I don’t know why or how I came to writing books. I had always been a dedicated reader; obsessional is perhaps the better word. At school, having proved to be a total dud at any form of sport – and most other things – I read every book in sight. There was no system to my reading, nor even a pattern of selection. I remember reading Plato’s The Republic with the same keen attention and superficial understanding as I read Chandler’s The Big Sleep and H.G. Wells’ The Outline of History and both volumes of The Letters of Gertrude Bell. I filled notebooks as I encountered ideas and opinions that were new to me, and I vividly remember how excited I was to discover that The Oxford Universal Dictionary incorporated thousands of quotations from the greatest of great writers.
So I wasn’t taking myself too seriously when, as a holiday diversion, I took a school exercise book and a fountain pen, and started this story. Knowing no other style I did it as though I was writing a letter to an old, intimate and trusted friend. I immediately fell into the first person style without knowing much about the literary alternatives.
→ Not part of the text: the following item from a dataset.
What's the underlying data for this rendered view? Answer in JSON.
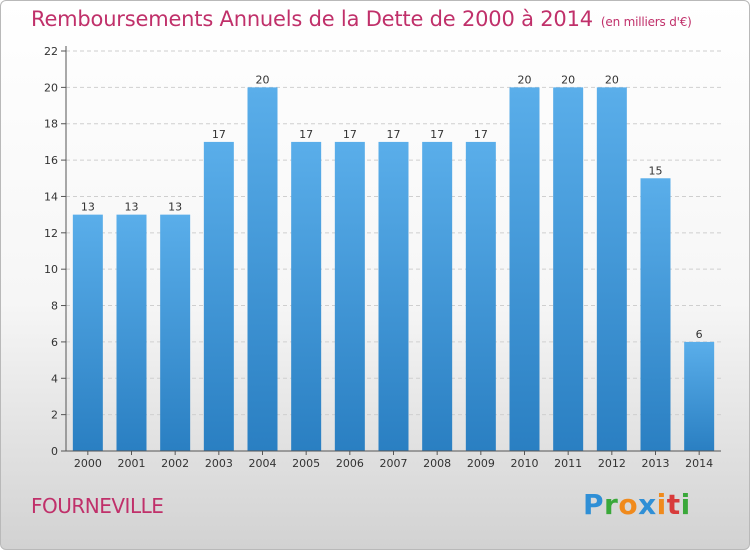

My memory has always been unreliable, as my wife Ysabele regularly points out to me, but I am convinced that this first book was influenced by my time as the art director of an ultra-smart London advertising agency. I spent my days surrounded by highly educated, witty young men who had been at Eton together. We relaxed in leather armchairs in their exclusive Pall Mall clubs. We exchanged barbed compliments and jocular abuse. They were kind to me, and generous, and I enjoyed it immensely. Later, when I created WOOC(P), the intelligence service offices depicted here, I took the social atmosphere of that sleek and shiny agency and inserted it into some ramshackle offices that I once rented in Charlotte Street.
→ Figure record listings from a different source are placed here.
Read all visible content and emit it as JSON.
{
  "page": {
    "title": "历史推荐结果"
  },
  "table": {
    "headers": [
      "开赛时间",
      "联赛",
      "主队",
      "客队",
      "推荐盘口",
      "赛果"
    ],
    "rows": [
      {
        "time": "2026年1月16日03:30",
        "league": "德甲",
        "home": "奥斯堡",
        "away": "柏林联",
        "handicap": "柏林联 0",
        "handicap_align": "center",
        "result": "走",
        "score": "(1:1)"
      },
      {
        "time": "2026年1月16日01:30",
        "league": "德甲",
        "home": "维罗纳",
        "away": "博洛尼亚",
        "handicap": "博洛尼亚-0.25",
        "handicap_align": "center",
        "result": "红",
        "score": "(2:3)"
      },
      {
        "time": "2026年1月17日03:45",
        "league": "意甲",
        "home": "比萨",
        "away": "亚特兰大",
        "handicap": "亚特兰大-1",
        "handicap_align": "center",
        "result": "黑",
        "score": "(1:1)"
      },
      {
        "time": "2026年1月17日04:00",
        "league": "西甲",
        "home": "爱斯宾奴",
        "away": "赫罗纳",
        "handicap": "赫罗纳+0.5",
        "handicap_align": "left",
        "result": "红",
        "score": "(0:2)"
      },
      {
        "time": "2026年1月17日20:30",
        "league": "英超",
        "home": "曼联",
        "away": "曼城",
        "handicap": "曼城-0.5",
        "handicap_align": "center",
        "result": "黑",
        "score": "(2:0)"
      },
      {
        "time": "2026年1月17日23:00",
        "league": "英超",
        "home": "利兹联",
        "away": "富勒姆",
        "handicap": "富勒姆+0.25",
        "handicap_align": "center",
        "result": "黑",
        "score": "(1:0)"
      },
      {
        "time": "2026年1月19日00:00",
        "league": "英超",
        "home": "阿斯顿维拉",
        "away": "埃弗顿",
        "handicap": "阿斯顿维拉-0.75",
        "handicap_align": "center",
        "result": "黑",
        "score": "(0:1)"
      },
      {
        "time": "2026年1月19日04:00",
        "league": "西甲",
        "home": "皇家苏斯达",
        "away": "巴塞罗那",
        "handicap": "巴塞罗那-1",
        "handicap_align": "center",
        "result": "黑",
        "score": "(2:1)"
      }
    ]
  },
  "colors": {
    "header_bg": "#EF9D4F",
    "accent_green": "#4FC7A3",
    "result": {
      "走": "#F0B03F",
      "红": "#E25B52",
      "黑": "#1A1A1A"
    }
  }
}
Using the first person narrative enabled me to tell the story in the distorted way that subjective memory provides. The hero does not tell the exact truth; none of the characters tell the exact truth. I don’t mean that they tell the blatant self-serving lies that politicians do, I mean that their memory tilts towards justification and self-regard. What happens in The Ipcress File (and in all my other first-person stories) is found somewhere in the uncertainty of contradiction. In navigation, the triangle where three lines of reference fail to intersect is call a ‘cocked hat’. My stories are intended to offer no more precision than that. I want the books to provoke different reactions from different readers (as even history must do to some extent).